Ryanair has booked a solid increase in full-year profits but warned that rising oil prices could take the gloss off its performance over the next 12 months.
The budget carrier saw a 10% rise in post-tax profit to €1.45 billion (£1.26bn) in the 12 months to March 31, while revenue jumped 8% to €7.15bn (£6.25bn).
Passenger numbers were also up, jumping 9% to 130.3 million on the back of falling average air fares, which were down 3% to €39.40.
The solid figures came despite what Ryanair described as a “rostering management failure”, when it was forced to cancel flights after mismanaging pilots’ annual leave.
The September debacle, which affected 700,000 passengers, came alongside pilot strike action.

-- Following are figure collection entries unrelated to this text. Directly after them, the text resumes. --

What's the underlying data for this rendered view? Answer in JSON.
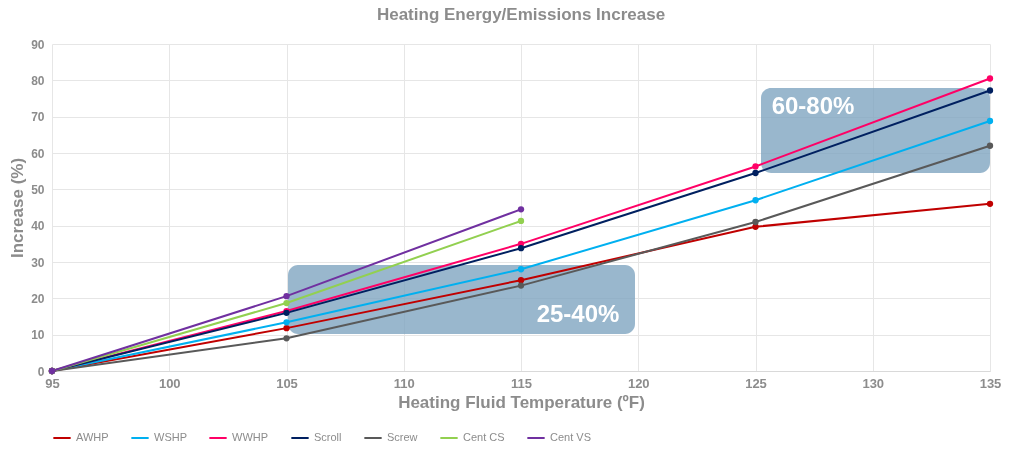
{
  "chart_data": {
    "type": "line",
    "title": "Heating Energy/Emissions Increase",
    "xlabel": "Heating Fluid Temperature (ºF)",
    "ylabel": "Increase (%)",
    "x": [
      95,
      105,
      115,
      125,
      135
    ],
    "series": [
      {
        "name": "AWHP",
        "color": "#c00000",
        "values": [
          0,
          11.8,
          25,
          39.7,
          46
        ]
      },
      {
        "name": "WSHP",
        "color": "#00b0f0",
        "values": [
          0,
          13.4,
          28,
          47,
          68.8
        ]
      },
      {
        "name": "WWHP",
        "color": "#ff0066",
        "values": [
          0,
          16.5,
          35,
          56.3,
          80.5
        ]
      },
      {
        "name": "Scroll",
        "color": "#002060",
        "values": [
          0,
          16,
          33.8,
          54.5,
          77.2
        ]
      },
      {
        "name": "Screw",
        "color": "#595959",
        "values": [
          0,
          9,
          23.5,
          41,
          62
        ]
      },
      {
        "name": "Cent CS",
        "color": "#92d050",
        "values": [
          0,
          18.7,
          41.3,
          null,
          null
        ]
      },
      {
        "name": "Cent VS",
        "color": "#7030a0",
        "values": [
          0,
          20.6,
          44.5,
          null,
          null
        ]
      }
    ],
    "xlim": [
      95,
      135
    ],
    "xticks": [
      95,
      100,
      105,
      110,
      115,
      120,
      125,
      130,
      135
    ],
    "ylim": [
      0,
      90
    ],
    "yticks": [
      0,
      10,
      20,
      30,
      40,
      50,
      60,
      70,
      80,
      90
    ],
    "grid": true,
    "legend": "bottom",
    "marker": "circle",
    "line_style": "solid",
    "annotations": [
      "25-40%",
      "60-80%"
    ]
  }
}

Ryanair boss Michael O’Leary said: “We are pleased to report a 10% increase in profits, with an unchanged net margin of 20%, despite a 3% cut in air fares, during a year of overcapacity in Europe, leading to a weaker fare environment, rising fuel prices and the recovery from our September 2017 rostering management failure.”
However the chief executive also struck a cautious tone over the airline’s prospects for the coming financial year, pointing to higher oil prices and Brexit.
Ryanair expects unit costs over the next year to rise by 9% following the surge in oil prices, which have risen to almost $80 per barrel.
It will add more than €400m to the group’s costs (£349m).
Staff costs will rise by almost €200m (£174m).
The net result will be a fall in profits to between €1.25bn and €1.35bn, Ryanair said.